The future of R spatial
Last week’s geostat summer school in Albacete was a lot of fun, with about 60 participants and 10 lecturers. Various courses were given on handling, analyzing and modelling spatial and spatiotemporal data, using open source software. Participants came from all kind of directions, not only geosciences but also antropology, epidemiology and surprisingly many from biology and ecology. Tom Hengl invited us to discuss the future of spatial and spatiotemporal analysis on day 2:
@edzerpebesma talking about the future of spatial and spatiotemporal analysis at #geostat2016 @uclm_inter pic.twitter.com/yfQL2vb5ii
— Rubén G. Mateo (@RubenGMateo) September 20, 2016
In the background of the screen, you see the first appveyor (= windows) build of sf, the simple features for R package. It means that thanks to Jeroen Ooms and rwinlib, windows users can now build binary packages that link to GDAL 2.1, GEOS and Proj.4:
Windows users with Rtools installed can now build and install sfr. Opens the way for others to directly Rcpp into gdal2. Ta2 @opencpu !
— Edzer Pebesma (@edzerpebesma) September 21, 2016
Thanks to the efficient well-known-binary interface of sf, and thanks to using C++ and Rcpp, compared to sp the sf package now reads large feature sets much (18 x) faster into much (4 x) smaller objects (benchmark shapefile provided by Robin Lovelace):
> system.time(r <- rgdal::readOGR(".", "gis.osm_buildings_v06"))
OGR data source with driver: ESRI Shapefile
Source: ".", layer: "gis.osm_buildings_v06"
with 487576 features
It has 6 fields
user system elapsed
90.312 0.744 91.053
> object.size(r)
1556312104 bytes
> system.time(s <- sf::st_read(".", "gis.osm_buildings_v06"))
Reading layer gis.osm_buildings_v06 from data source . using driver "ESRI Shapefile"
features: 487576
fields: 6
converted into: MULTIPOLYGON
proj4string: +proj=longlat +datum=WGS84 +no_defs
user system elapsed
5.100 0.092 5.191
> object.size(s)
410306448 bytes
Raster data
Currently, R package raster is gradually being ported to C++ for efficiency reasons. For reading and writing data through GDAL, it uses rgdal, so when going through a big (cached) raster in C++ it has to go through C++ \(\rightarrow\) R \(\rightarrow\) rgdal \(\rightarrow\) R \(\rightarrow\) C++ for every chunk of data.

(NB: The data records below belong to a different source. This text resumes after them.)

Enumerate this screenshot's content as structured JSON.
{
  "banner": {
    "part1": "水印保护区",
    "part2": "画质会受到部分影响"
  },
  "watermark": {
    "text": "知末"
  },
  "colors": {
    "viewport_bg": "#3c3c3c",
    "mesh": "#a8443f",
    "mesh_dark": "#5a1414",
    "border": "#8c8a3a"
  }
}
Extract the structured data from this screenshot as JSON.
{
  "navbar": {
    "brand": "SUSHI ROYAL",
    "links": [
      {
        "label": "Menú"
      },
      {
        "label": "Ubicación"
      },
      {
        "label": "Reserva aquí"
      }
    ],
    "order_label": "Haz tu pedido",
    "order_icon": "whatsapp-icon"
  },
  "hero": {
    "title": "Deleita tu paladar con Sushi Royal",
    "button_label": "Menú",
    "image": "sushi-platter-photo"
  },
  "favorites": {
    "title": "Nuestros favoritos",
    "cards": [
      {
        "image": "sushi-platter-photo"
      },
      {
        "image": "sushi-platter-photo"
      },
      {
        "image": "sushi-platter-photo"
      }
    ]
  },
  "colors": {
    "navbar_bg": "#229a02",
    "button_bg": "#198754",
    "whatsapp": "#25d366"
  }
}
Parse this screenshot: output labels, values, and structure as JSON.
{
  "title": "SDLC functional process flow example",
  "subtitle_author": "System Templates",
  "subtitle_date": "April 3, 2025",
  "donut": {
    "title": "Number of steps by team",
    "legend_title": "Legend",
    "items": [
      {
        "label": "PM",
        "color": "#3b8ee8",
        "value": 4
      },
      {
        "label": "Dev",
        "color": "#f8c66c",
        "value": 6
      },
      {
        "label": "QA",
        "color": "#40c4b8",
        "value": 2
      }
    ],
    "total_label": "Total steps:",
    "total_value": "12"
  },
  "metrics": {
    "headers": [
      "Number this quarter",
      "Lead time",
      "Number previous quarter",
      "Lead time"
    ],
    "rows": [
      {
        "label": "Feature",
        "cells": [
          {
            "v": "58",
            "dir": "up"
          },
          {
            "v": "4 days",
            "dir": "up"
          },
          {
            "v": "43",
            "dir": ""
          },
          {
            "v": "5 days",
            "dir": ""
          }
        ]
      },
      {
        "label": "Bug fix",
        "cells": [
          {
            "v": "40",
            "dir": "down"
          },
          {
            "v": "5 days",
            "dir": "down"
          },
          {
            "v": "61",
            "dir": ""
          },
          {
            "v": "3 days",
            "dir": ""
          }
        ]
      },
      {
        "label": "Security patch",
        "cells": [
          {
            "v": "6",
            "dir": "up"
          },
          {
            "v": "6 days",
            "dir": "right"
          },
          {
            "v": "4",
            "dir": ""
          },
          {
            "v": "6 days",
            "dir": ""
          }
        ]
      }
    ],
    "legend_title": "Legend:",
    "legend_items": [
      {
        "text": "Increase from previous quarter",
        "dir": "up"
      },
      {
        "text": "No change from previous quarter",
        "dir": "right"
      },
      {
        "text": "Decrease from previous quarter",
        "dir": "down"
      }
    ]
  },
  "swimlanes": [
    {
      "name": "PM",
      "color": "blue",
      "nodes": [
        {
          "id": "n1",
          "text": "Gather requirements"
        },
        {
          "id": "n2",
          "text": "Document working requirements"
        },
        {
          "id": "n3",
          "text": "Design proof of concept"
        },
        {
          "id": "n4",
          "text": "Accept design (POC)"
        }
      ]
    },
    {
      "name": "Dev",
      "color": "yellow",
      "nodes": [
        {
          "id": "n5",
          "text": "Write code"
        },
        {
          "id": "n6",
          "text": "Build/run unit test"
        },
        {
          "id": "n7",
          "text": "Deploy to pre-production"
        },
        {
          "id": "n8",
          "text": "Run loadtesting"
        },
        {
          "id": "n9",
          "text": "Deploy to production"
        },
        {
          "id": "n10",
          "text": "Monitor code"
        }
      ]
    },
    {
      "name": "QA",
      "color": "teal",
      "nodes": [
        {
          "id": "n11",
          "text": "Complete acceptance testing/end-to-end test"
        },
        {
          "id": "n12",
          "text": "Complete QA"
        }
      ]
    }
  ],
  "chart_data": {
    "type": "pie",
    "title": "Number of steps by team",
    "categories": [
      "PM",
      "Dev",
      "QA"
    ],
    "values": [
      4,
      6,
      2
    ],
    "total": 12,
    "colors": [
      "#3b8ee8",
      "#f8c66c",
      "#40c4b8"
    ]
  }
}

The current set of raster classes
library(raster)
Loading required package: sp
> showClass("Raster")
Virtual Class "Raster" [package "raster"]
Slots:
Name: title extent rotated rotation ncols nrows crs
Class: character Extent logical .Rotation integer integer CRS
Name: history z
Class: list list
Extends: "BasicRaster"
Known Subclasses:
Class "RasterLayer", directly
Class "RasterBrick", directly
Class "RasterStack", directly
Class ".RasterQuad", directly
Class "RasterLayerSparse", by class "RasterLayer", distance 2
Class ".RasterBrickSparse", by class "RasterBrick", distance 2
has grown somewhat ad hoc, and should be replaced by a single class that supports
- one or more layers (bands, attributes)
- time as a dimension
- altitude or depth as a dimension (possibly expressed as pressure level)
The future
So, how does the future of R spatial look like?
- vector data use simple features, now in package sf
- raster data get a single, flexible class that generalizes all
Raster*
classes now inraster
and integrates with simple features - vector and raster data share a clear and consistent interface, no more conflicting function names
- raster computing directly links to GDAL, but supports distributed computing back ends provided e.g. by SciDB, Google Earth Engine or rasdaman
- spatiotemporal classes in spacetime and trajectories build on simple features or raster
- support for measurement units
- support for strong typing that encourages meaningful computation.
Exciting times are ahead of us. We need your help!